A couple of years ago, I wrote about clapshot - here and here. Clapshot is delicious... Or is it? Gray 1 told me that it only qualifies as clapshot if the potatoes and turnips have been through a freeze, and the neeps and tatties I tried had not yet been through a freeze. Anyway, what I had was delicious, and if it wasn't clapshot, it was at least close. Well, that very issue came up over the course of several weeks in some Postbag segments earlier this year:
I'm calling it the Great Clapshot Debate of 2015. And the highlight? On February 11th, Radio Orkney presenter Helen Foulis read a letter. And I quote:
"Once you've got your clapshot on the plate, there are a few dos surrounding ways to eat it. First of all, there has to be butter available on the table - real butter, obviously, especially now that we've heard that real butter is actually good for you. First, dig a hole in the top of your pile of clapshot until it resembles a volcano.
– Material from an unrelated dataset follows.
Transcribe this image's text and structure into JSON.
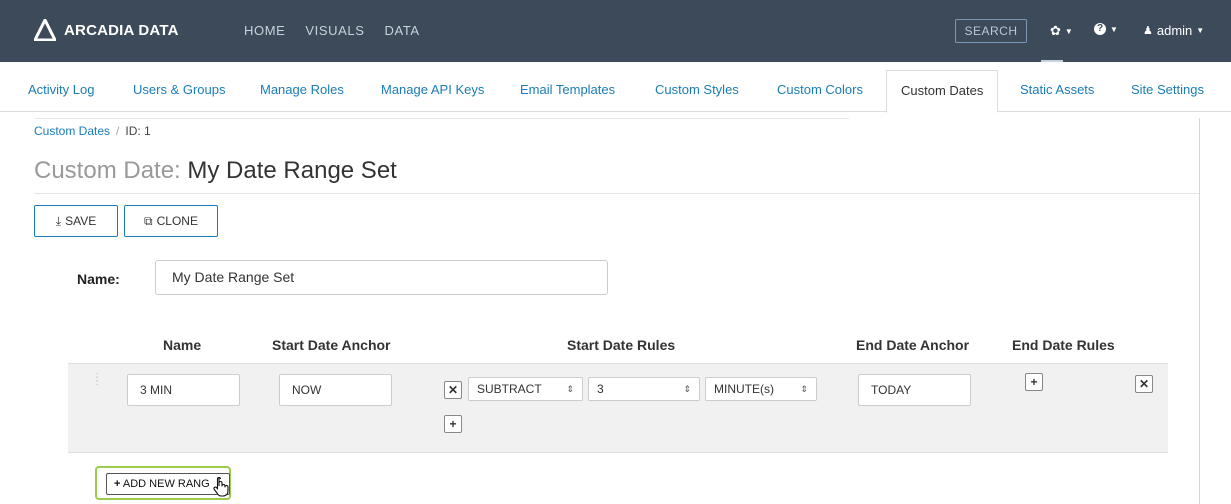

Then, place a large knob of butter in the crater of the volcano, and add a generous pinch of salt and some black pepper. Then, replace all the clapshot that you've previously excavated fae the clapshot mountain, and smooth over the top so that the butter is contained within the structure. Wait a few minutes, and then dig out a small hole in the side of your clapshot mountain, and allow the molten butter to cascade out like lava flowing from an erupting volcano. Pure bliss."Fantastic. I may actually try to make some clapshot for Lady Jaye one of these days - according to one commentator in the Great Clapshot Debate of 2015, you can accomplish the freezing process by putting the potatoes and turnips into the freezer. Watch this space!